However, my attitude changed recently, when I met a professional weaver at the farmer's market. After striking up a friendship, I unloaded my beautiful 8-shaft high castle Schacht loom on her! Hey, what are friends for? It's a disgrace to say that I used that loom TWICE, because when I weave, I usually use my 4-shaft loom.
So when my new friend, who purchased my old loom, told me that she had a rigid heddle loom, my entire universe went topsy turvy. Not to be outdone (as you know from my previous posts on my competiveness!!), I immediately went out and starting shopping online for one!
Good grief. There are loads and loads of different brands and many used ones on the market. Now, I'm good at being competitive but not good at making decisions. I finally settled on a 16-inch Ashford rigid heddle loom. I own/owned three different Ashford spinning wheels and a drum carder so I know the quality of their manufacturing. I went with the smaller loom because of the price and I planned to only use it for weaving handpsun scarves.
Well on Fridy, July 6th at 6:30:45 PM my new baby arrived.
|Our other new "baby", Nell, gives her stamp of approval to the packaging.|
|You can see here the single shaft/harness with the white plastic uprights (heddles).|
It's called a rigid heddle loom because the heddles are affixed/do not move.
I obediently wove the "starter project" the Ashfords provide instruction for in their rigid heddle loom booklet.

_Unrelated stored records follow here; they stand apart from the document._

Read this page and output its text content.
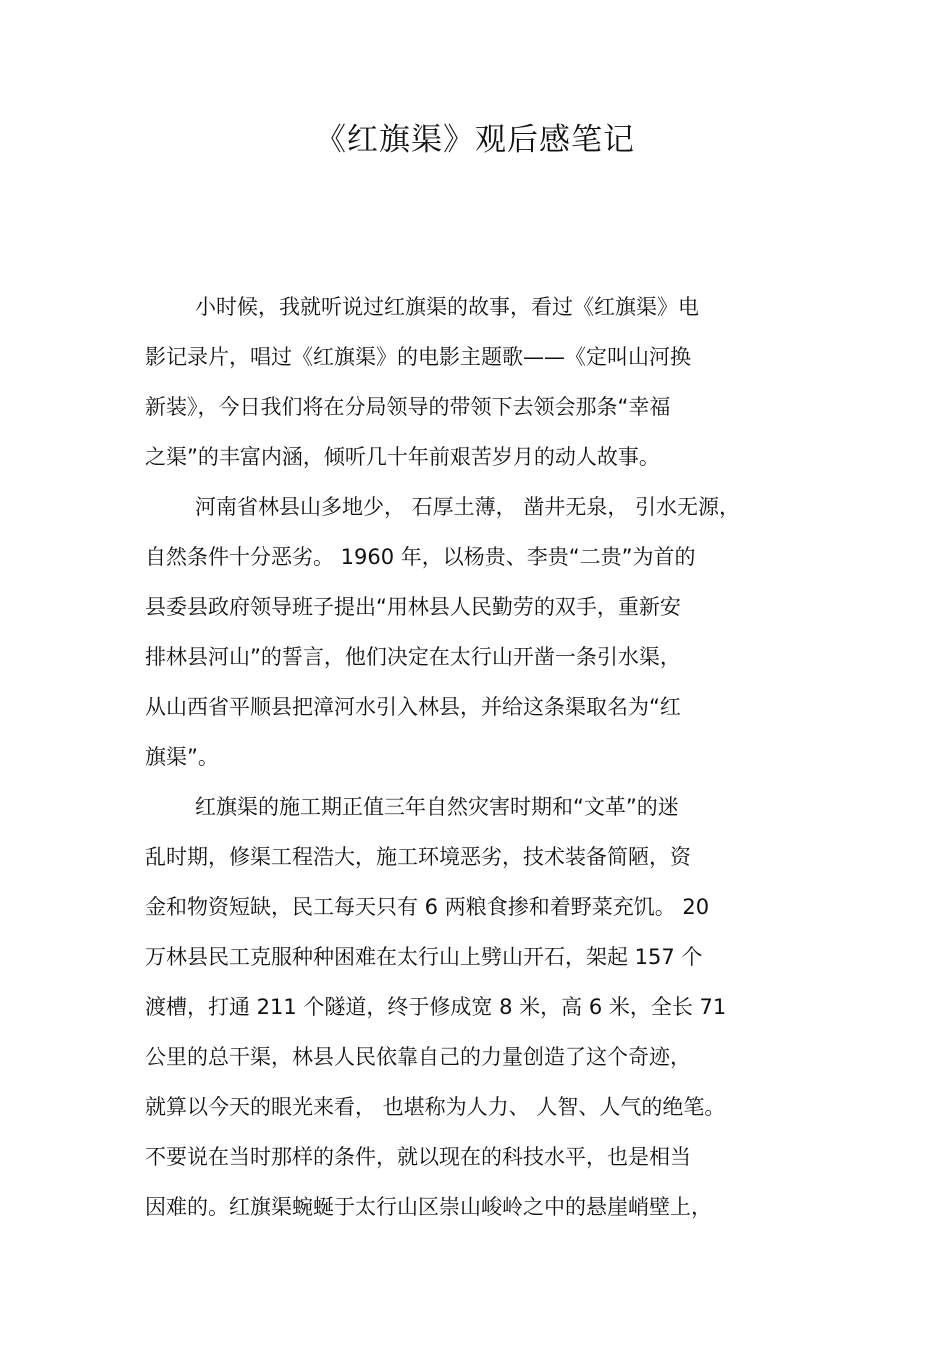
《红旗渠》观后感笔记
小时候，我就听说过红旗渠的故事，看过《红旗渠》电
影记录片，唱过《红旗渠》的电影主题歌——《定叫山河换
新装》，今日我们将在分局领导的带领下去领会那条“幸福
之渠”的丰富内涵，倾听几十年前艰苦岁月的动人故事。
河南省林县山多地少， 石厚土薄， 凿井无泉， 引水无源，
自然条件十分恶劣。 1960 年，以杨贵、李贵“二贵”为首的
县委县政府领导班子提出“用林县人民勤劳的双手，重新安
排林县河山”的誓言，他们决定在太行山开凿一条引水渠，
从山西省平顺县把漳河水引入林县，并给这条渠取名为“红
旗渠”。
红旗渠的施工期正值三年自然灾害时期和“文革”的迷
乱时期，修渠工程浩大，施工环境恶劣，技术装备简陋，资
金和物资短缺，民工每天只有 6 两粮食掺和着野菜充饥。 20
万林县民工克服种种困难在太行山上劈山开石，架起 157 个
渡槽，打通 211 个隧道，终于修成宽 8 米，高 6 米，全长 71
公里的总干渠，林县人民依靠自己的力量创造了这个奇迹，
就算以今天的眼光来看， 也堪称为人力、 人智、人气的绝笔。
不要说在当时那样的条件，就以现在的科技水平，也是相当
因难的。红旗渠蜿蜒于太行山区崇山峻岭之中的悬崖峭壁上，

The warp (vertical threads) are Lion Brand's Fisherman's Wool. The weft (horizontal threads) are from some of my handspun Jacob sheep's wool.
Then things got really ugly around here. I am totally obsessed with this little loom and the very next day, I had to top myself with a fancy scarf...one with a multi-yarn warp.

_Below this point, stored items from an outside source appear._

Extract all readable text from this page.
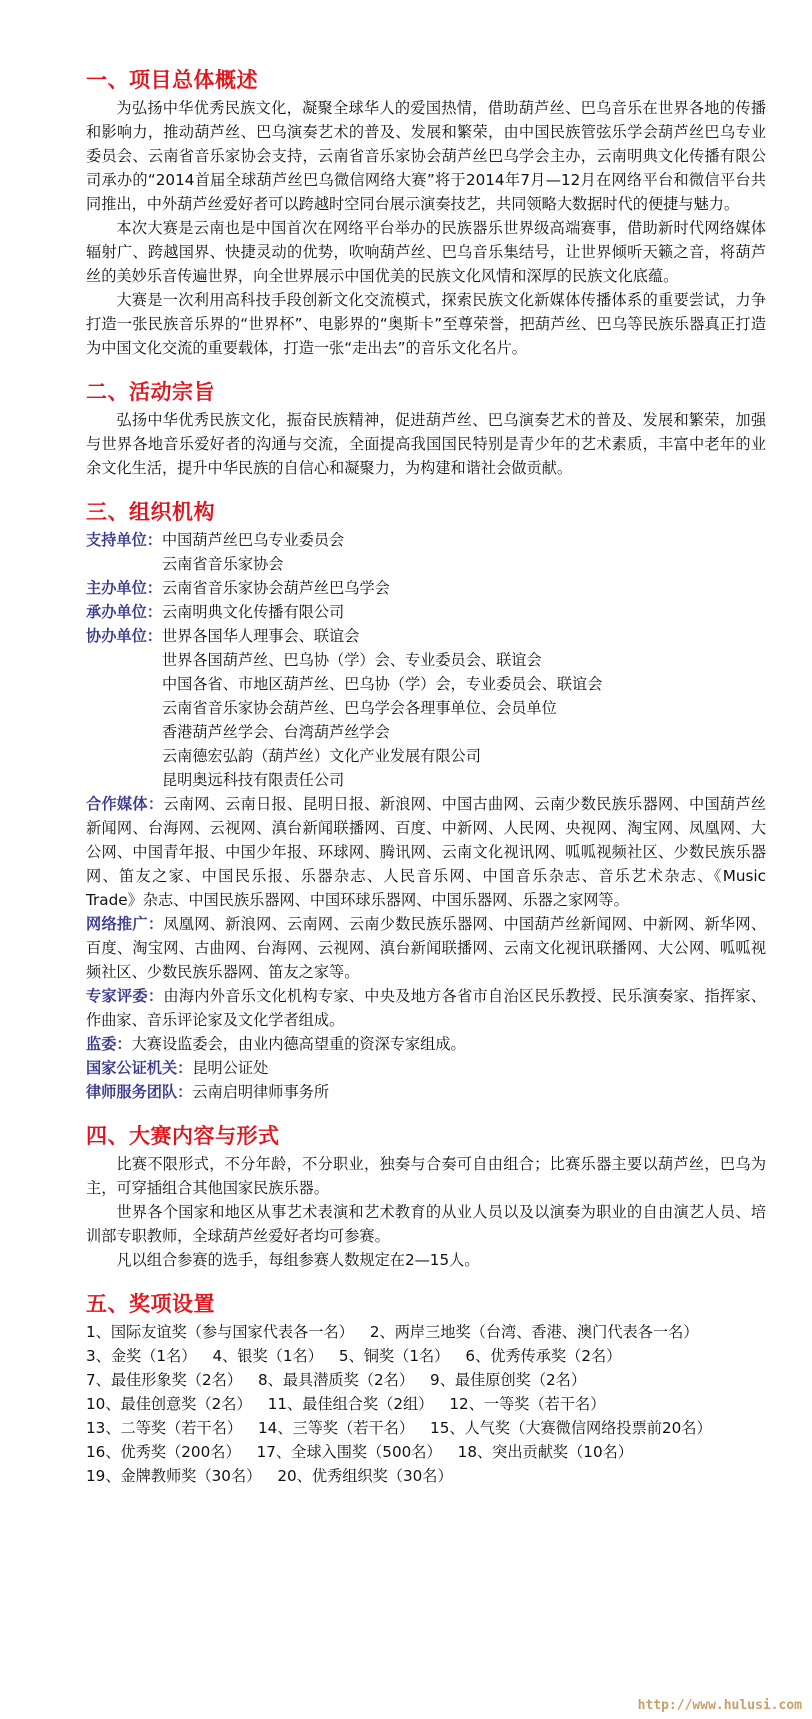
一、项目总体概述

为弘扬中华优秀民族文化，凝聚全球华人的爱国热情，借助葫芦丝、巴乌音乐在世界各地的传播和影响力，推动葫芦丝、巴乌演奏艺术的普及、发展和繁荣，由中国民族管弦乐学会葫芦丝巴乌专业委员会、云南省音乐家协会支持，云南省音乐家协会葫芦丝巴乌学会主办，云南明典文化传播有限公司承办的“2014首届全球葫芦丝巴乌微信网络大赛”将于2014年7月—12月在网络平台和微信平台共同推出，中外葫芦丝爱好者可以跨越时空同台展示演奏技艺，共同领略大数据时代的便捷与魅力。

本次大赛是云南也是中国首次在网络平台举办的民族器乐世界级高端赛事，借助新时代网络媒体辐射广、跨越国界、快捷灵动的优势，吹响葫芦丝、巴乌音乐集结号，让世界倾听天籁之音，将葫芦丝的美妙乐音传遍世界，向全世界展示中国优美的民族文化风情和深厚的民族文化底蕴。

大赛是一次利用高科技手段创新文化交流模式，探索民族文化新媒体传播体系的重要尝试，力争打造一张民族音乐界的“世界杯”、电影界的“奥斯卡”至尊荣誉，把葫芦丝、巴乌等民族乐器真正打造为中国文化交流的重要载体，打造一张“走出去”的音乐文化名片。

二、活动宗旨

弘扬中华优秀民族文化，振奋民族精神，促进葫芦丝、巴乌演奏艺术的普及、发展和繁荣，加强与世界各地音乐爱好者的沟通与交流，全面提高我国国民特别是青少年的艺术素质，丰富中老年的业余文化生活，提升中华民族的自信心和凝聚力，为构建和谐社会做贡献。

三、组织机构
支持单位： 中国葫芦丝巴乌专业委员会
云南省音乐家协会
主办单位： 云南省音乐家协会葫芦丝巴乌学会
承办单位： 云南明典文化传播有限公司
协办单位： 世界各国华人理事会、联谊会
世界各国葫芦丝、巴乌协（学）会、专业委员会、联谊会
中国各省、市地区葫芦丝、巴乌协（学）会，专业委员会、联谊会
云南省音乐家协会葫芦丝、巴乌学会各理事单位、会员单位
香港葫芦丝学会、台湾葫芦丝学会
云南德宏弘韵（葫芦丝）文化产业发展有限公司
昆明奥远科技有限责任公司

合作媒体：云南网、云南日报、昆明日报、新浪网、中国古曲网、云南少数民族乐器网、中国葫芦丝新闻网、台海网、云视网、滇台新闻联播网、百度、中新网、人民网、央视网、淘宝网、凤凰网、大公网、中国青年报、中国少年报、环球网、腾讯网、云南文化视讯网、呱呱视频社区、少数民族乐器网、笛友之家、中国民乐报、乐器杂志、人民音乐网、中国音乐杂志、音乐艺术杂志、《Music Trade》杂志、中国民族乐器网、中国环球乐器网、中国乐器网、乐器之家网等。

网络推广：凤凰网、新浪网、云南网、云南少数民族乐器网、中国葫芦丝新闻网、中新网、新华网、百度、淘宝网、古曲网、台海网、云视网、滇台新闻联播网、云南文化视讯联播网、大公网、呱呱视频社区、少数民族乐器网、笛友之家等。

专家评委：由海内外音乐文化机构专家、中央及地方各省市自治区民乐教授、民乐演奏家、指挥家、作曲家、音乐评论家及文化学者组成。

监委：大赛设监委会，由业内德高望重的资深专家组成。

国家公证机关：昆明公证处

律师服务团队：云南启明律师事务所

四、大赛内容与形式

比赛不限形式，不分年龄，不分职业，独奏与合奏可自由组合；比赛乐器主要以葫芦丝，巴乌为主，可穿插组合其他国家民族乐器。

世界各个国家和地区从事艺术表演和艺术教育的从业人员以及以演奏为职业的自由演艺人员、培训部专职教师，全球葫芦丝爱好者均可参赛。

凡以组合参赛的选手，每组参赛人数规定在2—15人。

五、奖项设置
1、国际友谊奖（参与国家代表各一名） 2、两岸三地奖（台湾、香港、澳门代表各一名）
3、金奖（1名） 4、银奖（1名） 5、铜奖（1名） 6、优秀传承奖（2名）
7、最佳形象奖（2名） 8、最具潜质奖（2名） 9、最佳原创奖（2名）
10、最佳创意奖（2名） 11、最佳组合奖（2组） 12、一等奖（若干名）
13、二等奖（若干名） 14、三等奖（若干名） 15、人气奖（大赛微信网络投票前20名）
16、优秀奖（200名） 17、全球入围奖（500名） 18、突出贡献奖（10名）
19、金牌教师奖（30名） 20、优秀组织奖（30名）
http://www.hulusi.com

The warp is a combination of commercial sari yarn, hand-dyed yarns, and hand-spun, hand-dyed yarns...got that?
And in my haste, I made a few errors...
Here is a threading error -- see the empty slots in the heddle? I was able to correct it during the threading process.

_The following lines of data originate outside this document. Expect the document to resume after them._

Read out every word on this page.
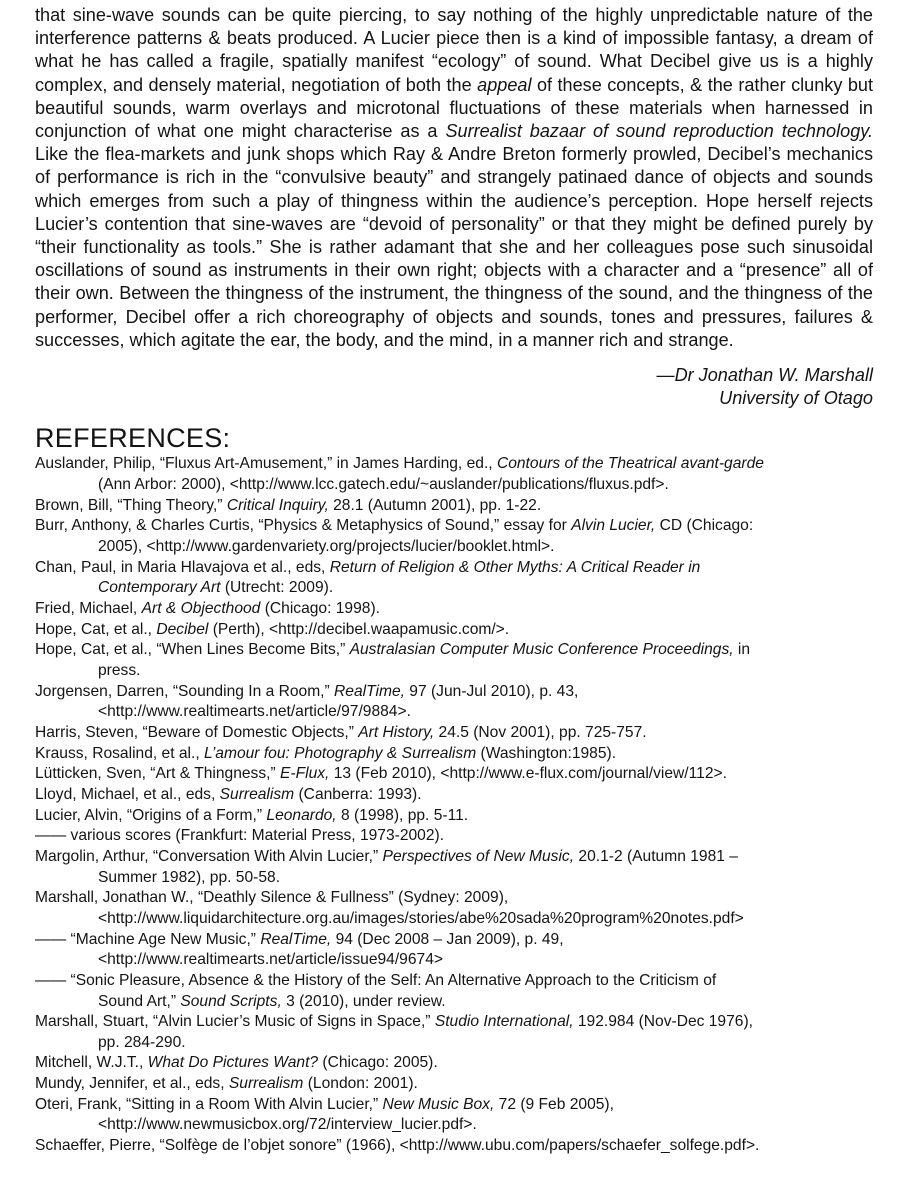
that sine-wave sounds can be quite piercing, to say nothing of the highly unpredictable nature of the interference patterns & beats produced. A Lucier piece then is a kind of impossible fantasy, a dream of what he has called a fragile, spatially manifest “ecology” of sound. What Decibel give us is a highly complex, and densely material, negotiation of both the appeal of these concepts, & the rather clunky but beautiful sounds, warm overlays and microtonal fluctuations of these materials when harnessed in conjunction of what one might characterise as a Surrealist bazaar of sound reproduction technology. Like the flea-markets and junk shops which Ray & Andre Breton formerly prowled, Decibel’s mechanics of performance is rich in the “convulsive beauty” and strangely patinaed dance of objects and sounds which emerges from such a play of thingness within the audience’s perception. Hope herself rejects Lucier’s contention that sine-waves are “devoid of personality” or that they might be defined purely by “their functionality as tools.” She is rather adamant that she and her colleagues pose such sinusoidal oscillations of sound as instruments in their own right; objects with a character and a “presence” all of their own. Between the thingness of the instrument, the thingness of the sound, and the thingness of the performer, Decibel offer a rich choreography of objects and sounds, tones and pressures, failures & successes, which agitate the ear, the body, and the mind, in a manner rich and strange.

—Dr Jonathan W. Marshall
University of Otago
REFERENCES:
Auslander, Philip, “Fluxus Art-Amusement,” in James Harding, ed., Contours of the Theatrical avant-garde
(Ann Arbor: 2000), <http://www.lcc.gatech.edu/~auslander/publications/fluxus.pdf>.
Brown, Bill, “Thing Theory,” Critical Inquiry, 28.1 (Autumn 2001), pp. 1-22.
Burr, Anthony, & Charles Curtis, “Physics & Metaphysics of Sound,” essay for Alvin Lucier, CD (Chicago:
2005), <http://www.gardenvariety.org/projects/lucier/booklet.html>.
Chan, Paul, in Maria Hlavajova et al., eds, Return of Religion & Other Myths: A Critical Reader in
Contemporary Art (Utrecht: 2009).
Fried, Michael, Art & Objecthood (Chicago: 1998).
Hope, Cat, et al., Decibel (Perth), <http://decibel.waapamusic.com/>.
Hope, Cat, et al., “When Lines Become Bits,” Australasian Computer Music Conference Proceedings, in
press.
Jorgensen, Darren, “Sounding In a Room,” RealTime, 97 (Jun-Jul 2010), p. 43,
<http://www.realtimearts.net/article/97/9884>.
Harris, Steven, “Beware of Domestic Objects,” Art History, 24.5 (Nov 2001), pp. 725-757.
Krauss, Rosalind, et al., L’amour fou: Photography & Surrealism (Washington:1985).
Lütticken, Sven, “Art & Thingness,” E-Flux, 13 (Feb 2010), <http://www.e-flux.com/journal/view/112>.
Lloyd, Michael, et al., eds, Surrealism (Canberra: 1993).
Lucier, Alvin, “Origins of a Form,” Leonardo, 8 (1998), pp. 5-11.
—— various scores (Frankfurt: Material Press, 1973-2002).
Margolin, Arthur, “Conversation With Alvin Lucier,” Perspectives of New Music, 20.1-2 (Autumn 1981 –
Summer 1982), pp. 50-58.
Marshall, Jonathan W., “Deathly Silence & Fullness” (Sydney: 2009),
<http://www.liquidarchitecture.org.au/images/stories/abe%20sada%20program%20notes.pdf>
—— “Machine Age New Music,” RealTime, 94 (Dec 2008 – Jan 2009), p. 49,
<http://www.realtimearts.net/article/issue94/9674>
—— “Sonic Pleasure, Absence & the History of the Self: An Alternative Approach to the Criticism of
Sound Art,” Sound Scripts, 3 (2010), under review.
Marshall, Stuart, “Alvin Lucier’s Music of Signs in Space,” Studio International, 192.984 (Nov-Dec 1976),
pp. 284-290.
Mitchell, W.J.T., What Do Pictures Want? (Chicago: 2005).
Mundy, Jennifer, et al., eds, Surrealism (London: 2001).
Oteri, Frank, “Sitting in a Room With Alvin Lucier,” New Music Box, 72 (9 Feb 2005),
<http://www.newmusicbox.org/72/interview_lucier.pdf>.
Schaeffer, Pierre, “Solfège de l’objet sonore” (1966), <http://www.ubu.com/papers/schaefer_solfege.pdf>.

Here was a weaving error -- see the two yarns floating on top? I had to unweave all the way back to the beginning of the error and weave it all over again.
Part of the problem is, when using novelty yarns (sari, boucle, etc.) or some handspun yarns, they like to stick to each other. So when you are weaving, you need to keep an eye on them so that errors don't happen!
And, within a few hours from warping to weaving, I had a pretty scarf:
So, um, for those of you waiting on your custom spinning jobs...I might be unavailable for awhile! :) I found a new toy, uh, tool!